Israel Plans 2024 Moonshot After First Unmanned Lander Crashed

YERUSHALAYIM -
The SpaceIL lunar module shown on exhibit in advance of its unsuccessful landing on the moon in April 2019. (AP Photo/Ariel Schalit, File)

Israel will try another unmanned lunar landing in early 2024 after its first attempt ended last year with the spacecraft crashing on the moon’s surface, officials said on Wednesday.

The new project, named Beresheet 2, will involve launching two landing craft and an orbiter that would circle the moon for years, conducting experiments and collecting data on behalf of school students, the Science Ministry said in statement.

Hoping to become the fourth country to carry out a controlled lunar landing, Israel in early 2019 launched Beresheet from Cape Canaveral.

But the dishwasher-sized robotic spacecraft crashed during the final approach, with engineers blaming technical failure.

SpaceIL, in cooperation with Israel Aerospace Industries and the Israeli Space Agency at the Ministry of Science and Technology, have initiated the Beresheet 2 project, as part of which the second Israeli spacecraft will be sent to space. Beresheet 2 will comprise three spacecraft – one orbiter and two landers – and will be launched in around four years. Along with scientific missions and international cooperation, the project will be aimed at inspiring young people across the country from all parts of Israeli society.

President Reuven Rivlin hosted the launch of the Beresheet 2 project, the second Israeli spacecraft to be launched, in the President’s Residence on Wednesday.

In his remarks, Rivlin said, “We are setting out on a new path, familiar but different, at the end of which we hope to land three spacecraft safely on the moon. This project will extend the boundaries of human knowledge with groundbreaking scientific experiments, helping us to understand better the universe in which we live.

“Just a year and a half ago, we were here together, when Israel held its breath and looked to the stars. We anxiously watched the Beresheet spacecraft on its historic journey to the moon. We watched its long journey, were in wonder at the researchers and were filled with pride at the Israeli daring and ability that flourished right here and at the groundbreaking work of Space IL. We were disappointed, and realized that we had to start once again from the beginning. Today, we are setting out on a new path, familiar but different, at the end of which we hope to land three spacecraft safely on the moon,” said the president.

“The Beresheet 2 mission to space is unique. If it succeeds – and I am sure it will – this project will extend the boundaries of human knowledge with ground-breaking scientific experiments, helping us to understand better the universe in which we live. By launching Beresheet at the present time, when the world is dealing with a health crisis the like of which has never been seen, is not to be taken for granted. In the shadow of the virus, it becomes clear to us how big concepts like science, medicine and research can fundamentally shake the foundations on which we live. It becomes clear to us how much we have to learn, not just on distant planets and in boundless galaxies, but here on our planet,” said Rivlin.
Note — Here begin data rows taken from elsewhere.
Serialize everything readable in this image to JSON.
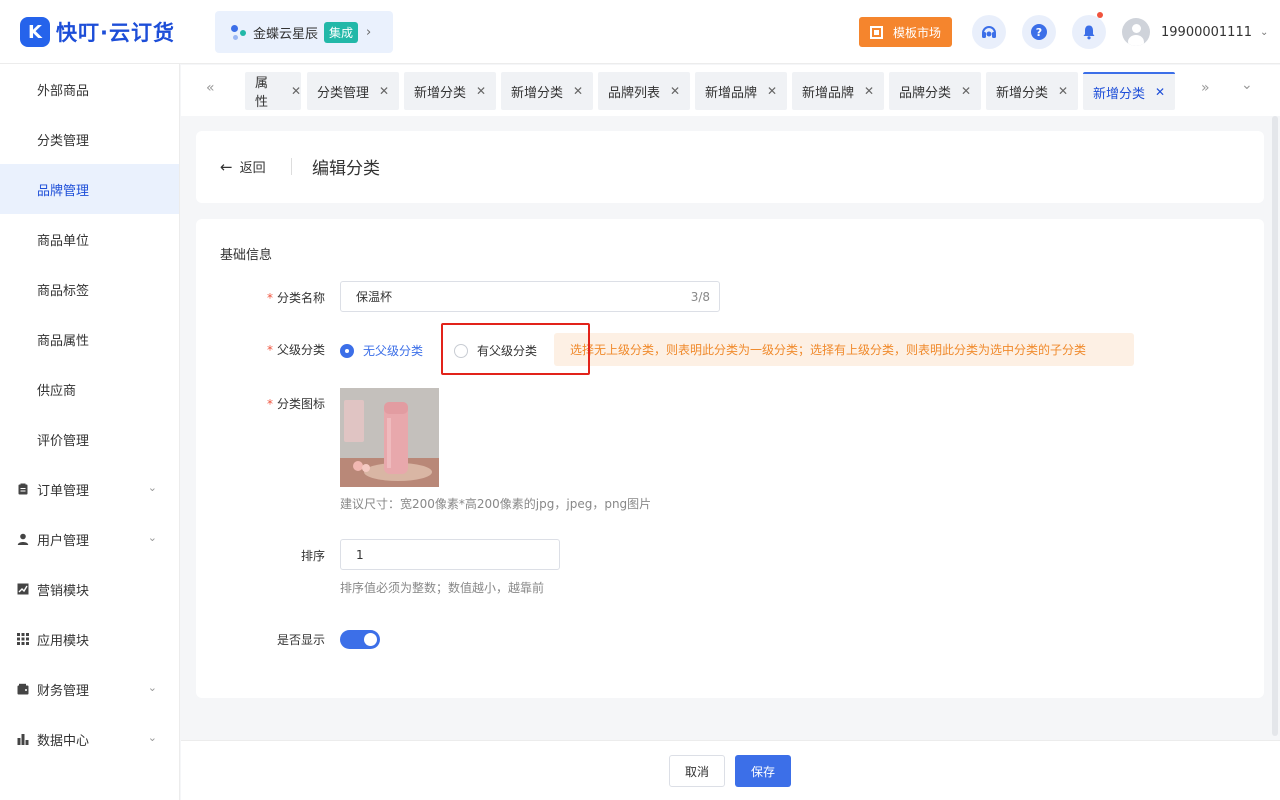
{
  "brand": {
    "name": "快叮·云订货",
    "logo_letter": "K"
  },
  "integration": {
    "name": "金蝶云星辰",
    "badge": "集成",
    "arrow": "›"
  },
  "header": {
    "market_label": "模板市场",
    "help_glyph": "?",
    "username": "19900001111",
    "user_caret": "⌄"
  },
  "sidebar": {
    "items": [
      {
        "label": "外部商品"
      },
      {
        "label": "分类管理"
      },
      {
        "label": "品牌管理",
        "active": true
      },
      {
        "label": "商品单位"
      },
      {
        "label": "商品标签"
      },
      {
        "label": "商品属性"
      },
      {
        "label": "供应商"
      },
      {
        "label": "评价管理"
      }
    ],
    "groups": [
      {
        "label": "订单管理",
        "icon": "clipboard-icon"
      },
      {
        "label": "用户管理",
        "icon": "user-icon"
      },
      {
        "label": "营销模块",
        "icon": "chart-icon"
      },
      {
        "label": "应用模块",
        "icon": "grid-icon"
      },
      {
        "label": "财务管理",
        "icon": "wallet-icon"
      },
      {
        "label": "数据中心",
        "icon": "bar-chart-icon"
      }
    ]
  },
  "tabs": {
    "prev_glyph": "«",
    "next_glyph": "»",
    "more_glyph": "⌄",
    "close_glyph": "✕",
    "items": [
      {
        "label": "属性"
      },
      {
        "label": "分类管理"
      },
      {
        "label": "新增分类"
      },
      {
        "label": "新增分类"
      },
      {
        "label": "品牌列表"
      },
      {
        "label": "新增品牌"
      },
      {
        "label": "新增品牌"
      },
      {
        "label": "品牌分类"
      },
      {
        "label": "新增分类"
      },
      {
        "label": "新增分类",
        "active": true
      }
    ]
  },
  "page": {
    "back_label": "返回",
    "back_glyph": "←",
    "title": "编辑分类"
  },
  "form": {
    "section_title": "基础信息",
    "required_mark": "*",
    "name": {
      "label": "分类名称",
      "value": "保温杯",
      "counter": "3/8"
    },
    "parent": {
      "label": "父级分类",
      "options": [
        {
          "label": "无父级分类",
          "selected": true
        },
        {
          "label": "有父级分类",
          "selected": false
        }
      ],
      "tip": "选择无上级分类，则表明此分类为一级分类；选择有上级分类，则表明此分类为选中分类的子分类"
    },
    "icon": {
      "label": "分类图标",
      "hint": "建议尺寸：宽200像素*高200像素的jpg，jpeg，png图片"
    },
    "sort": {
      "label": "排序",
      "value": "1",
      "hint": "排序值必须为整数；数值越小，越靠前"
    },
    "visible": {
      "label": "是否显示",
      "on": true
    }
  },
  "footer": {
    "cancel_label": "取消",
    "save_label": "保存"
  },
  "colors": {
    "primary": "#3c6fe8",
    "brand": "#1d4ed8",
    "market": "#f5852d",
    "tip_bg": "#fdf0e4",
    "tip_text": "#f08a2c",
    "highlight": "#e2231a"
  }
}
Science Minister Yizhar Shai said, “The Ministry of Science and Technology and the Israeli Space Agency are proud to be partners in the second chapter of the Beresheet mission. This is a groundbreaking and inspiring initiative, with determined innovators who are an example to all those with an eye to the future. We are pleased to announce that in conversations with the Israeli Space Agency, seven countries from five continents have expressed an interest in participating in the project, and that in conversations with the United Arab Emirates, the subject has been raised several times. I have no doubt that Beresheet will once again spark our imagination, redefining the boundaries of the possible and securing Israel’s status as a powerhouse of innovation.”

CEO of SpaceIL Shimon Sarid said, “We are aiming high with Beresheet. Not just to outer space, but to the long-term future of the State of Israel. We will do it by raising curiosity and hope, the ability to dream and realize, and through strengthening technological education, research, science and engineering for Israeli students. By doing so, we will ensure Israel’s technological mobility for today’s schoolchildren who are tomorrow’s scientists and engineers.”